Iraqi President Saddam Hussein has put a general notorious for his involvement in the gassing of the Kurds in charge of stopping any southern invasion.
US and UK troops have trained in chemical protection suits
A BBC correspondent in Baghdad, Andrew Gilligan, says the appointment of General Ali Hassan al-Majid to command Basra could be aimed at intimidating US and UK troops expected to invade that area should war be declared.
General Majid - a cousin of Saddam Hussein - is known as "Chemical Ali" for his role in the attacks on Kurds in northern Iraq in 1988 in which at least 5,000 people were killed in a single day.
His new responsibility was announced in a presidential decree that divided Iraq into four military commands and put the country on a war footing.
Our correspondent says government buildings in Baghdad are now being cleared of personnel and equipment, in the expectation that they will be bombed.
ALI HASSAN AL-MAJID
Cousin of Saddam Hussein
Allegedly orchestrated gassing of Kurdish villages to stop rebellion
Appointed Kuwait governor after 1990 invasion
Accused by US of brutally suppressing 1991 Shia uprising in southern Iraq
"[Iraqi officials] now seem to believe a war is imminent, although there have been remarkably few moves made to actually defend Baghdad - a few piles of sandbags in the streets, but no real sign of troop movements or artillery pieces being moved into place," he says.
United Nations weapons inspectors have been continuing their work in Iraq - visiting sites and overseeing destruction of illegal arms - despite the ever-increasing tension.
But on Sunday, five of the eight helicopters used by the teams were flown out of Iraq after an insurance company refused to cover them any longer, Iraqi officials said.
Analysts say any mass withdrawal of the inspectors themselves would be a clear sign that the UN believes war is about to start.

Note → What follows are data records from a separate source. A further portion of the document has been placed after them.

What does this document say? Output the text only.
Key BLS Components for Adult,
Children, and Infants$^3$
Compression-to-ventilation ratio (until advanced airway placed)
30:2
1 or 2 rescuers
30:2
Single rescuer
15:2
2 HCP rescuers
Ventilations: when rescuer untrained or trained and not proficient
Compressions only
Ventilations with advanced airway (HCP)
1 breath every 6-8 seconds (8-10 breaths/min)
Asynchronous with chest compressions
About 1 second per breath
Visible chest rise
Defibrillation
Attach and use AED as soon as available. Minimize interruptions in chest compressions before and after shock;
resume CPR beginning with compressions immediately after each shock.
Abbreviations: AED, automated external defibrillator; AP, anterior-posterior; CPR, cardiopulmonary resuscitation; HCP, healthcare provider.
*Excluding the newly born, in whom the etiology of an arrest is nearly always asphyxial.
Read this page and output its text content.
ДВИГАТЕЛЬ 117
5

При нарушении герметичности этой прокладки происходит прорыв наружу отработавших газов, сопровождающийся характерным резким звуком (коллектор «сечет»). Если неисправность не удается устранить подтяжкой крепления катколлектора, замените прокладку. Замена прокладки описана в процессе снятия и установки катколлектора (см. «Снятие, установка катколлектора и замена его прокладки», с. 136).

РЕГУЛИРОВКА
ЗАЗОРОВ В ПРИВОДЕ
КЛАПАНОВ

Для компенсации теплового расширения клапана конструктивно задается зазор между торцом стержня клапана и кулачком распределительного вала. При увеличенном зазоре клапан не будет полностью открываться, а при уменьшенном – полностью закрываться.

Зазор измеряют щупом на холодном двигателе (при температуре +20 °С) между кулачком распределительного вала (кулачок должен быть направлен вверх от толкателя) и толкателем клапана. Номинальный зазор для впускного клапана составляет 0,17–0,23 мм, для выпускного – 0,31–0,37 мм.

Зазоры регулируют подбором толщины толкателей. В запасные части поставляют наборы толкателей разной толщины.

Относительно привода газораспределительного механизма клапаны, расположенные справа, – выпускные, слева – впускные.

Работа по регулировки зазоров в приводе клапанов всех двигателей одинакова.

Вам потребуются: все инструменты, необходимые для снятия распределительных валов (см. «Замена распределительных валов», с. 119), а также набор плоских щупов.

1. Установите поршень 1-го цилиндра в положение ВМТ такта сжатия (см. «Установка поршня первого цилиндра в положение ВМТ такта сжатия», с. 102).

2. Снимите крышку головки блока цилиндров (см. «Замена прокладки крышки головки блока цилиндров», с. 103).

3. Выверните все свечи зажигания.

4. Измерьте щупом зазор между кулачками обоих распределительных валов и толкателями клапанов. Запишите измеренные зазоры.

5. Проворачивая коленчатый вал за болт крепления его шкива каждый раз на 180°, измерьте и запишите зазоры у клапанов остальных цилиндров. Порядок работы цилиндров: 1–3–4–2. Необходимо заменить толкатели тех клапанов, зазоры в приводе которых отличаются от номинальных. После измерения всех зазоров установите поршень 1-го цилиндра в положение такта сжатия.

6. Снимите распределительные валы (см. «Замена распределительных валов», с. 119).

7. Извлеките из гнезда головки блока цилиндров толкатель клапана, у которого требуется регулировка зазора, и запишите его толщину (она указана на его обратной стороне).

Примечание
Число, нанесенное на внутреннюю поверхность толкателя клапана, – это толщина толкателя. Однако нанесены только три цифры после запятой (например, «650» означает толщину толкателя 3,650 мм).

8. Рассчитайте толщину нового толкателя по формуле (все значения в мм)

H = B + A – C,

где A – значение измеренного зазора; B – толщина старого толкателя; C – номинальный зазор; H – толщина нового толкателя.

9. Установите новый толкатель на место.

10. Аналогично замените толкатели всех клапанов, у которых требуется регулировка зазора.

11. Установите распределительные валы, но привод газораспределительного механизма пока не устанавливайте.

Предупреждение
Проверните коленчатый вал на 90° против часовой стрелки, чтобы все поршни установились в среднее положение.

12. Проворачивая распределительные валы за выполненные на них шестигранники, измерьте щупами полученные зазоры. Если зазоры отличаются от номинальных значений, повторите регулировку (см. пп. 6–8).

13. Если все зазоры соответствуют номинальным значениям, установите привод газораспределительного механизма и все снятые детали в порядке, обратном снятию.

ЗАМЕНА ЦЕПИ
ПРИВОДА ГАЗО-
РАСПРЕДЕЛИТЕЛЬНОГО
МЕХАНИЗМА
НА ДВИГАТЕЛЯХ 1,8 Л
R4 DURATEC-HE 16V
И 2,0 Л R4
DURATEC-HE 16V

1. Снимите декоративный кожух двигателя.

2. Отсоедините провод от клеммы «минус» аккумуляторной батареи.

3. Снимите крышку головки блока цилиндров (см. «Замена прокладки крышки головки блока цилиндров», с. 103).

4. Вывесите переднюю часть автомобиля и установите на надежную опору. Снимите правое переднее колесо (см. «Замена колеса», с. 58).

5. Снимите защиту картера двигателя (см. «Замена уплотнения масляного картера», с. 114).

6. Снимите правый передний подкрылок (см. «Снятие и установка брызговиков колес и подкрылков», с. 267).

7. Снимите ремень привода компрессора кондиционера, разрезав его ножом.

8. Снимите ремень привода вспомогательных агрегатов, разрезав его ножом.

Saddam's decree - read out on national media - outlined requirements deemed necessary "to confront and destroy any foreign aggression".
The president retains control of the air force, gunship corps and surface-to-surface missiles.
The four regional commands - who report directly to Saddam - are:
- The north - including important oil fields - controlled by General Izzat Ibrahim
- The south - including Basra - controlled by General Ali Hassan al-Majid
- The central Euphrates area - controlled by Mizban Khadr Hadi
- The central area - including Baghdad and Saddam's hometown Tikrit - controlled by Saddam's son Qusay
Qusay Hussein is also in charge of the elite Republican Guards.
Saddam's elder son, Uday, will run the internal security forces and will co-ordinate orders from the command of every region if communications with central command are disrupted, the decree says.
The US and UK have now amassed nearly 250,000 troops in the Gulf, ready to strike if ordered.